Alternate Symbol(s):  MEGEF

MEG Energy Corp. is a Canada-based energy company focused on in-situ thermal oil production in the southern Athabasca oil region of Alberta, Canada. The Company is engaged in the development of enhanced oil recovery projects that utilize steam-assisted gravity drainage extraction methods to improve the economic recovery of oil. It transports and sells thermal oil (AWB) to customers throughout North America and internationally. The Company owns a 100% interest in over 410 square miles of mineral leases in the southern Athabasca oil region of Alberta, Canada and is primarily engaged in sustainable in situ thermal oil production at its Christina Lake Project.

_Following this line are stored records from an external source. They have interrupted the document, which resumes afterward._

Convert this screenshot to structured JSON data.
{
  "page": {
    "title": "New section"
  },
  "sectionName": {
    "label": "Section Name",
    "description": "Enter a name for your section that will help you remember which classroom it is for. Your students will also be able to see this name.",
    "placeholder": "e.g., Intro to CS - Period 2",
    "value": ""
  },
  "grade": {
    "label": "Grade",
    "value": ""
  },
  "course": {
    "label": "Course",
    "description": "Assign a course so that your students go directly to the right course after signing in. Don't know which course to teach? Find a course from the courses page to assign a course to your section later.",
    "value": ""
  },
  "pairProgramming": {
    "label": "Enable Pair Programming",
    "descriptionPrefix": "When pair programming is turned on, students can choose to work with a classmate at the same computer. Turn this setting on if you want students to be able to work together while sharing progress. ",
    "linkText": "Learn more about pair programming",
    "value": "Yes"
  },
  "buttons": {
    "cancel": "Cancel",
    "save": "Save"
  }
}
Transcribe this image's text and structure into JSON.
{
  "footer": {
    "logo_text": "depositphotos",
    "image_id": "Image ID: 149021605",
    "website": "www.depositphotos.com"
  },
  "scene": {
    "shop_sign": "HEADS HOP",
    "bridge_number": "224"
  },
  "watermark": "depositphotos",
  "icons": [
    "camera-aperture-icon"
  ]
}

Christina Lake Project is a multi-phased project, located 150 kilometers south of Fort McMurray in northeast Alberta. It comprised of approximately 200 square kilometers of leases.


TSX:MEG - Post by User

Post by newcoinon May 04, 2022 1:18am
389 Views
Post# 34653757

Stockwatch Today

Stockwatch Today

Oil sands producer MEG Energy Corp. (MEG) added 96 cents to $20.42 on 9.95 million shares, as it cheered "record" first quarter financials and trumpeted a net profit of $362-million. Production of 101,100 barrels a day was in line with analysts' predictions, while cash flow of $1.87 a share was ahead of analysts' predictions of $1.81 a share. "The first quarter was a record quarter for MEG from both an operational and financial perspective," cheered president and chief executive officer Derek Evans. He added that MEG is just about ready to "initiate share buybacks ... in the second quarter."

Investors were pleased. Although the buyback is no surprise -- MEG received TSX approval to launch one in March -- the company has been waiting to get started until its net debt reaches $1.7-billion (U.S.). As of March 31, net debt was $1.72-billion (U.S.), hence Mr. Evans's enthusiasm. He added that MEG's next target is $1.2-billion (U.S.), which he is aiming to reach next quarter, at which point he will "increase the percentage of free cash flow allocated to share buybacks." Next year, he hopes to hit $600-million (U.S.) in net debt and then ensure that "100 per cent of free cash flow will be returned to shareholders." Optimists took this as a clue that MEG might eventually add a dividend on top of the buybacks.